Many resources are devoted to finding out why terror groups spring up, how they gain adherents, and how to prevent radicalization in the future. But since so many groups already exist, some researchers are looking at why terror groups die off and which government actions have hastened their demise. The findings may be helpful in formulating effective counterterrorism approaches.
Army Major Bryan Price, who is director of the Combating Terrorism Center at West Point, looks at the effectiveness of getting rid of a group’s key leadership in his report Targeting Top Terrorists: How Leadership Decapitation Contributes to Counterterrorism. It doesn’t mean the leader must be killed, but he or she must be removed from the influence of the rest of the group, he notes. Price even found that when the leader changes due to natural causes, it can cause the group to go out of existence or to cease to be a meaningful terrorist threat.“
Leadership succession is difficult for many organizations, but I found it to be especially difficult for terrorist groups,” Price says, because “terrorist groups are violent, clandestine, and values-based organizations that attract and require leaders that have a unique set of leadership characteristics.”
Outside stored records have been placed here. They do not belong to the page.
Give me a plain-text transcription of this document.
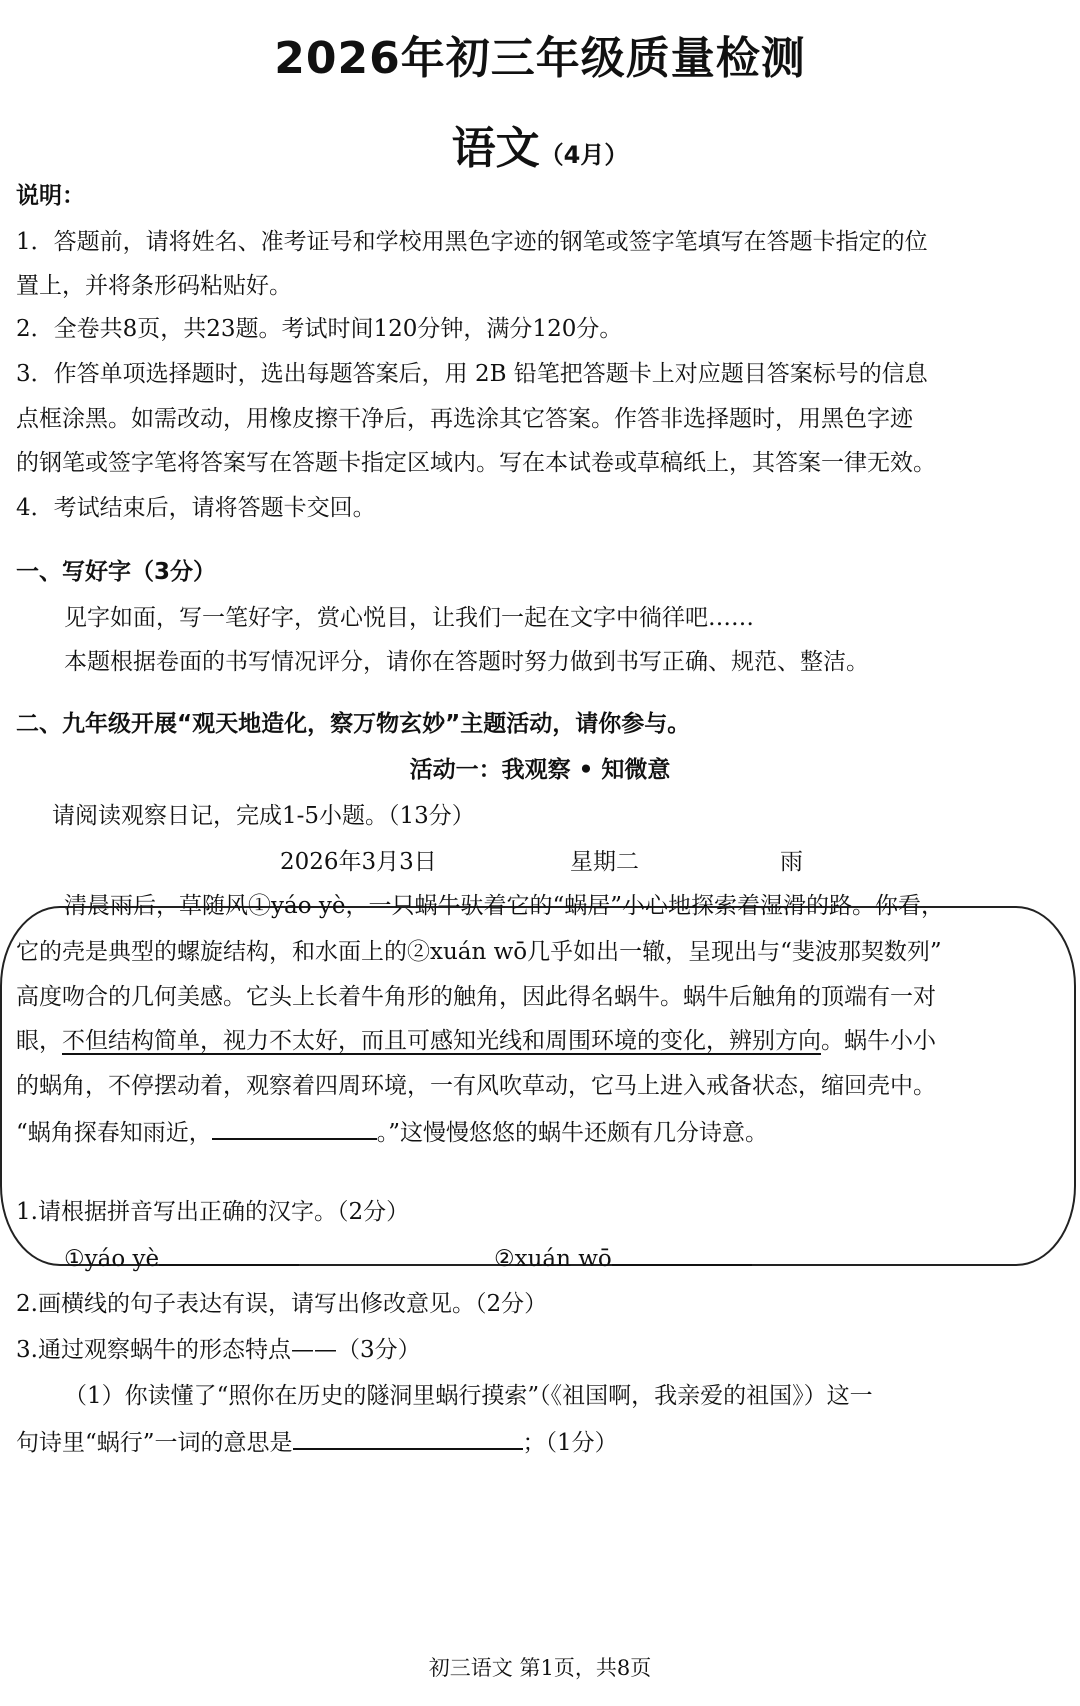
2026年初三年级质量检测
语文（4月）
说明：
1．答题前，请将姓名、准考证号和学校用黑色字迹的钢笔或签字笔填写在答题卡指定的位
置上，并将条形码粘贴好。
2．全卷共8页，共23题。考试时间120分钟，满分120分。
3．作答单项选择题时，选出每题答案后，用 2B 铅笔把答题卡上对应题目答案标号的信息
点框涂黑。如需改动，用橡皮擦干净后，再选涂其它答案。作答非选择题时，用黑色字迹
的钢笔或签字笔将答案写在答题卡指定区域内。写在本试卷或草稿纸上，其答案一律无效。
4．考试结束后，请将答题卡交回。
一、写好字（3分）
见字如面，写一笔好字，赏心悦目，让我们一起在文字中徜徉吧……
本题根据卷面的书写情况评分，请你在答题时努力做到书写正确、规范、整洁。
二、九年级开展“观天地造化，察万物玄妙”主题活动，请你参与。
活动一：我观察 • 知微意
请阅读观察日记，完成1-5小题。（13分）
2026年3月3日	星期二	雨
清晨雨后，草随风①yáo yè，一只蜗牛驮着它的“蜗居”小心地探索着湿滑的路。你看，
它的壳是典型的螺旋结构，和水面上的②xuán wō几乎如出一辙，呈现出与“斐波那契数列”
高度吻合的几何美感。它头上长着牛角形的触角，因此得名蜗牛。蜗牛后触角的顶端有一对
眼，不但结构简单，视力不太好，而且可感知光线和周围环境的变化，辨别方向。蜗牛小小
的蜗角，不停摆动着，观察着四周环境，一有风吹草动，它马上进入戒备状态，缩回壳中。
“蜗角探春知雨近，	。”这慢慢悠悠的蜗牛还颇有几分诗意。
1.请根据拼音写出正确的汉字。（2分）
①yáo yè	②xuán wō
2.画横线的句子表达有误，请写出修改意见。（2分）
3.通过观察蜗牛的形态特点——（3分）
（1）你读懂了“照你在历史的隧洞里蜗行摸索”（《祖国啊，我亲爱的祖国》）这一
句诗里“蜗行”一词的意思是	；（1分）
初三语文 第1页，共8页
However, as with most situations in life, timing is everything. Price has found that the earlier in a group’s existence that the decapitation occurs, the more likely it is to influence the group’s ending. Says Price: “The longer it takes the state to kill or capture the group’s leader, the more resilient the group actually becomes,” he notes. “So, a group that loses its leader in the first year of its existence, I found to be more than eight times as likely to end than a group that doesn’t lose its leader.”
But the effect of removing a leader diminishes dramatically over time. “Say, after 10 years, this effect is reduced by half. And after 20 years, it’s possible that the loss of the leader may have no effect on the group’s mortality rate or its duration,” explains Price. And even earlier in its existence, he adds that the terror group does not tend to catastrophically collapse; the process could take years.